Para quienes vivimos en Guayaquil, ayudará mucho a decidir el voto este domingo, el mero hecho de comparar lo que ha pasado en los últimos 16 años, en que los gobiernos municipales y provinciales asumieron una serie de competencias públicas, con lo que pasaba antes de 1992, cuando estaban en manos del Gobierno Central (GC) y como pasarán a estar de nuevo, de ganar el Sí.

Comencemos por las carreteras del Guayas. Ni un ciego podría negar que su estado era calamitoso, al igual que siguen siendo las carreteras de las demás provincias; ahora en cambio son de lejos las de mejor calidad del país, tanto para manejar de día como de noche. Si gana el Sí, será otra vez el GC quien tenga el sartén por el mango. Será un sartén para freírnos en baches y en falta de señalización. En efecto, el Art. 263 del proyecto le obliga al Gobierno Provincial a “planificar, construir y mantener el sistema vial de ámbito provincial”, pero el Art. 273 le asigna dinero extra sólo para competencias adicionales que se transfieran; esto es, la vialidad local se deberá hacer con los mismos recursos que actualmente se recibe del GC!. Además, ¿Quién haría la planificación vial obligatoria, quién fijaría los montos de las competencias que se transfieren, quién y cuándo transferiría recursos?, siempre sería un ente “nacional”, es decir Central.

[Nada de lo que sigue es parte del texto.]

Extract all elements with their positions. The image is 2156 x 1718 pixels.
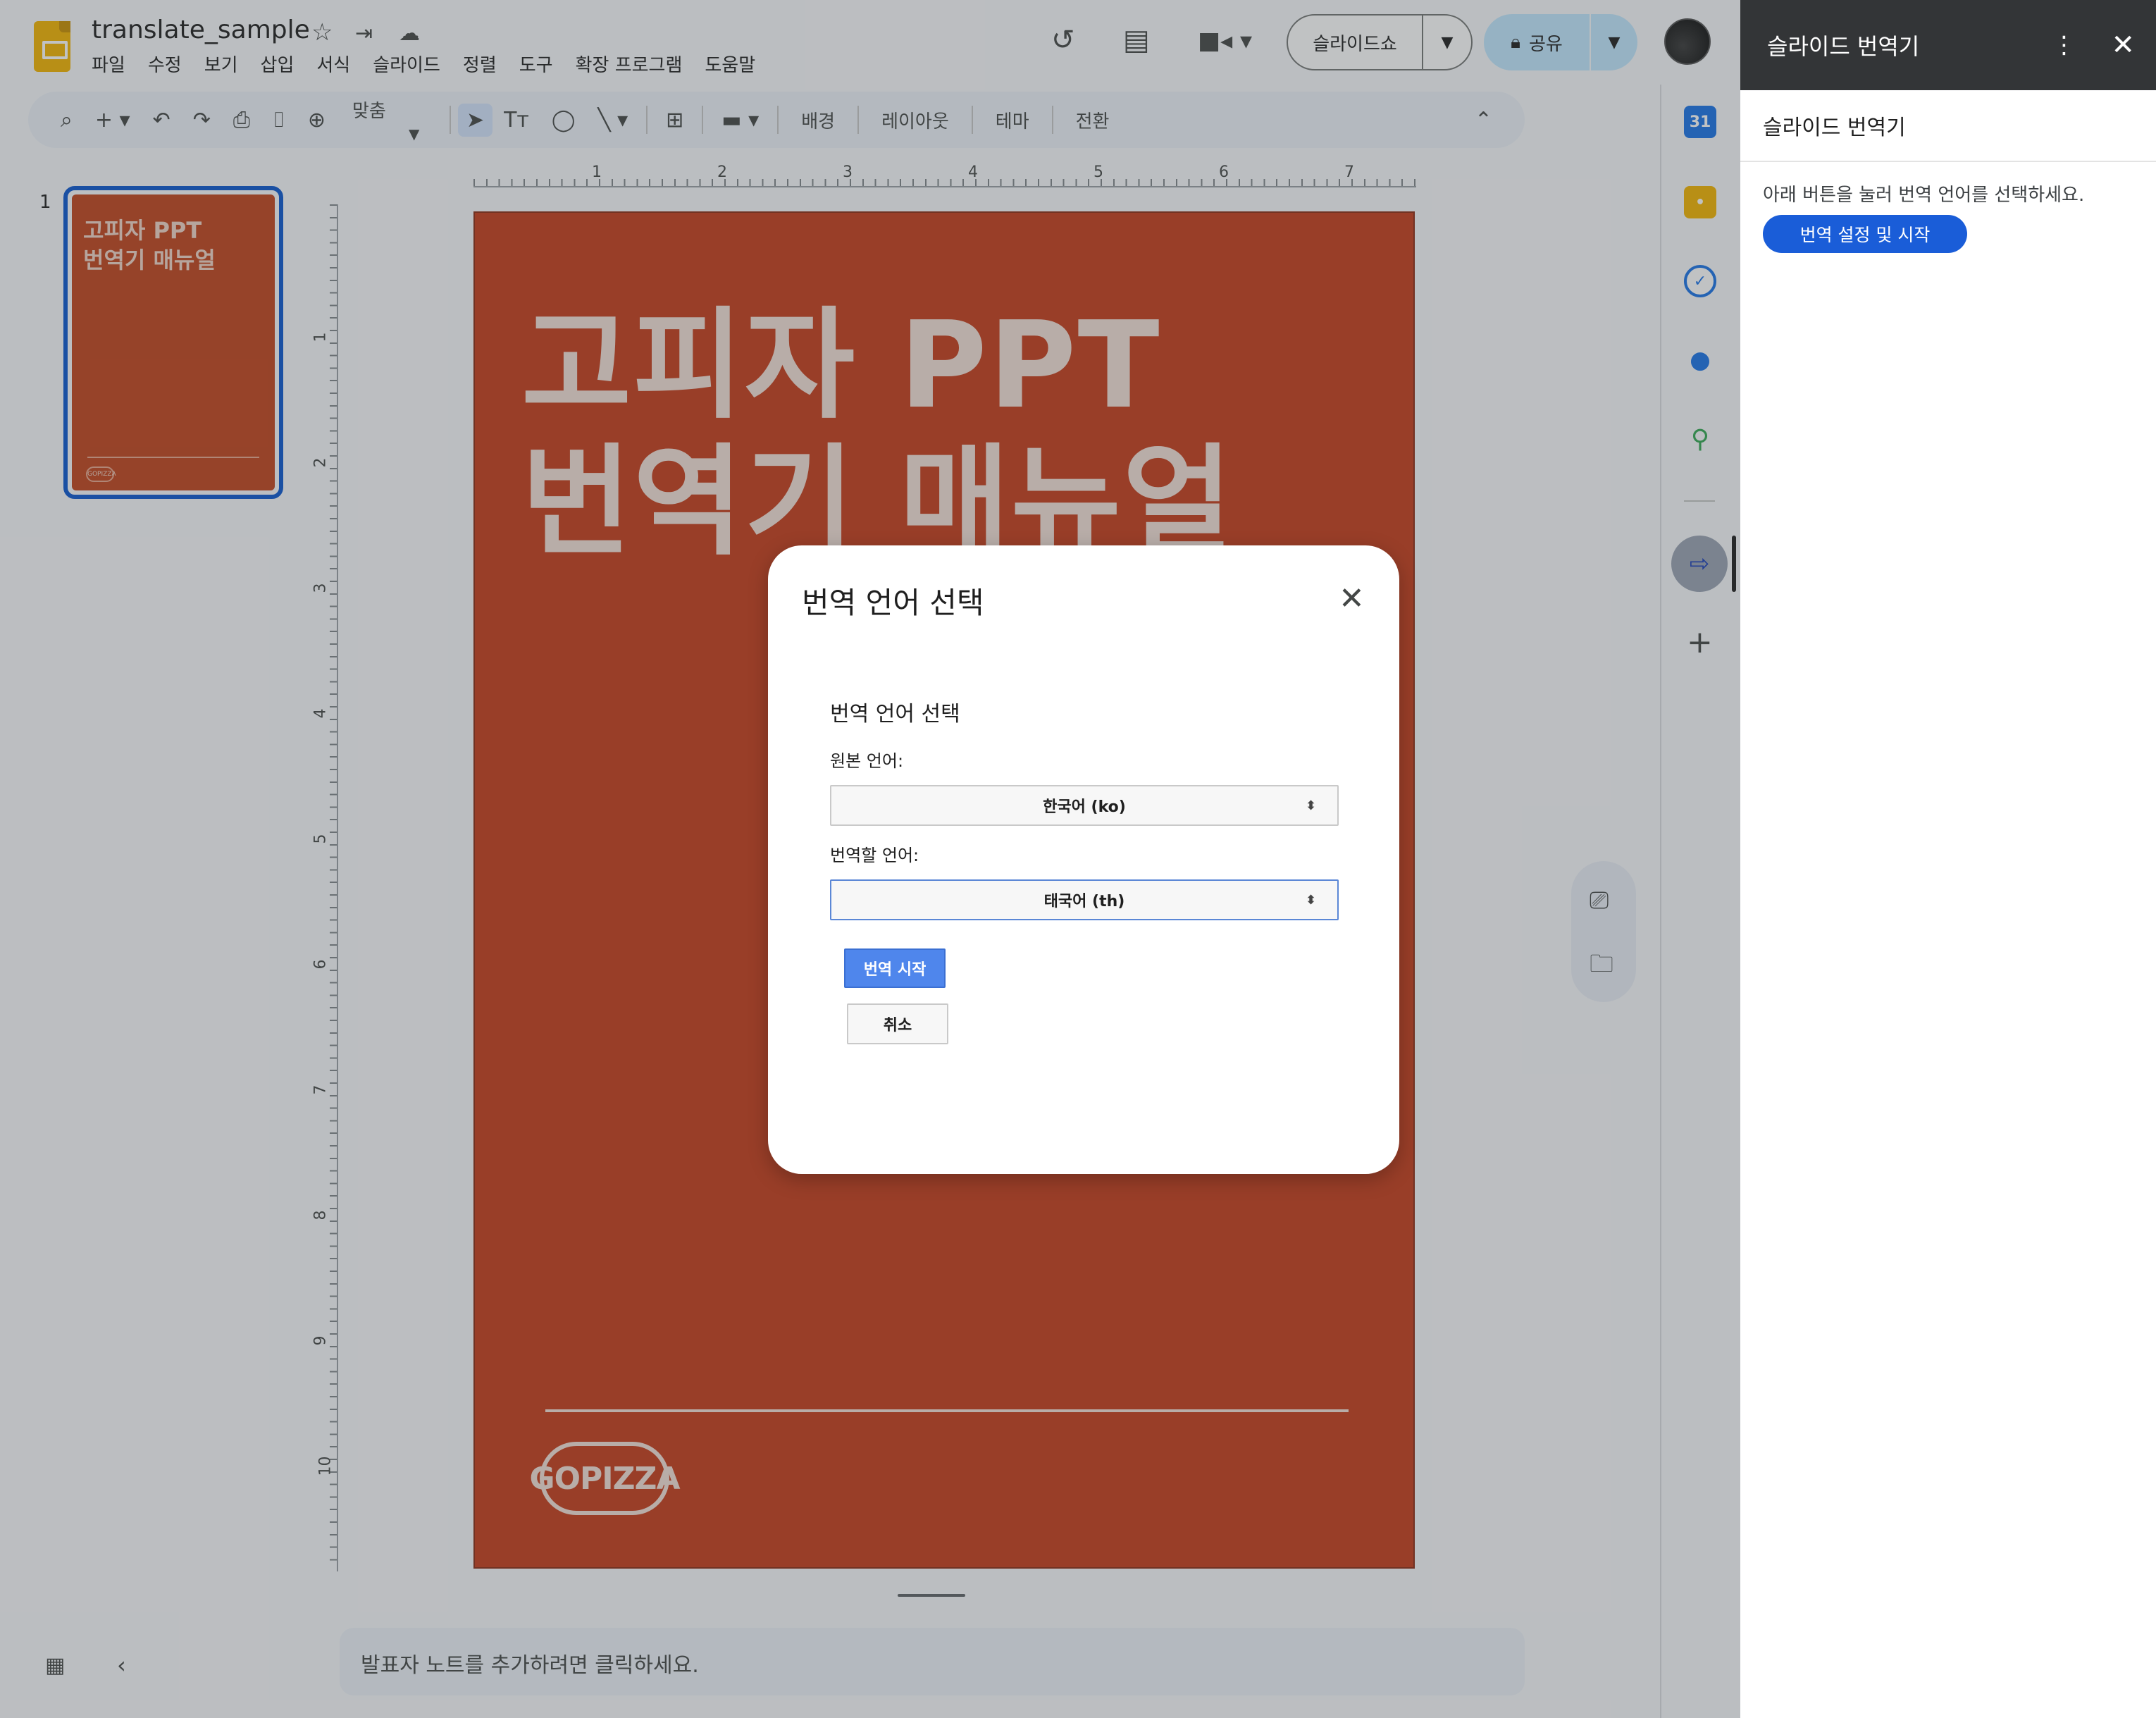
source-language-label: 원본 언어: [830,751,904,771]
target-language-select[interactable]: 태국어 (th) ⬍ [830,879,1339,920]
form-heading: 번역 언어 선택 [830,702,960,727]
target-language-value: 태국어 (th) [1043,893,1125,910]
cancel-button[interactable]: 취소 [847,1003,948,1044]
source-language-select[interactable]: 한국어 (ko) ⬍ [830,785,1339,826]
sidebar-description: 아래 버튼을 눌러 번역 언어를 선택하세요. [1763,185,2085,206]
select-arrows-icon: ⬍ [1305,798,1316,813]
target-language-label: 번역할 언어: [830,846,919,865]
source-language-value: 한국어 (ko) [1043,798,1126,816]
language-select-dialog: 번역 언어 선택 ✕ 번역 언어 선택 원본 언어: 한국어 (ko) ⬍ 번역… [768,545,1399,1174]
translator-sidebar: 슬라이드 번역기 ⋮ ✕ 슬라이드 번역기 아래 버튼을 눌러 번역 언어를 선… [1740,0,2156,1718]
close-dialog-icon[interactable]: ✕ [1339,581,1365,617]
start-translation-setup-button[interactable]: 번역 설정 및 시작 [1763,215,1967,253]
select-arrows-icon: ⬍ [1305,892,1316,908]
close-sidebar-icon[interactable]: ✕ [2111,29,2135,61]
more-options-icon[interactable]: ⋮ [2052,31,2076,59]
sidebar-header-title: 슬라이드 번역기 [1767,33,1920,60]
start-translation-button[interactable]: 번역 시작 [844,948,946,988]
sidebar-subtitle: 슬라이드 번역기 [1740,90,2156,162]
sidebar-header: 슬라이드 번역기 ⋮ ✕ [1740,0,2156,90]
dialog-title: 번역 언어 선택 [802,586,984,620]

En cuanto al régimen de puertos y aeropuertos, la comparación es sencilla: el numeral 10 del Art. 261 convierte en exclusivas del GC esas competencias, por lo que basta comparar cómo era el “Simón Bolívar” en manos centrales, y cómo es actualmente el “José Joaquín de Olmedo” en manos locales. Aquí también, la comparación nos permitirá escoger lo mejor.

Lo del Registro Civil también nos ayuda a entender si el proyecto de constitución nos traerá un beneficio o un perjuicio. Personalmente he tramitado la obtención de mi cédula en ambos casos, cuando estaba en manos del GC y ahora que está en manos municipales. La primera vez fue en un lugar abierto, con “tramitadores” que por un dinero extra le ofrecían poder realizar literalmente cualquier “trámite”. La segunda vez, en un local moderno, con aire acondicionado, pantallas planas para indicar el flujo de los trámites, sin coimas y me entregaron una cédula de mucho mayor seguridad e integridad para mis datos. De ganar el Sí, el numeral 3 del Art. 261 del proyecto convertiría en exclusiva del GC esta competencia, es decir, volveríamos al pasado.

Para los quiteños, son estas mismas comparaciones las que los harán votar este domingo, pero de una manera opuesta; ellos ven en el proyecto de nueva Constitución el regreso de todo ese manejo que se les había ido de las manos, volverán a comprar “el material” de las cédulas, volverán a ser quiteños los dueños del parqueadero del Aeropuerto de Guayaquil, volverán a contratar a esas 3 o 4 empresa “nacionales”, todas ellas quiteñas, que han venido monopolizando la construcción de carreteras de pésima calidad a lo largo y ancho del país y llevándose en peso el dinero de todos a través de las famosas “ampliaciones de contratos”, recuperarán la sede del Congreso, etc.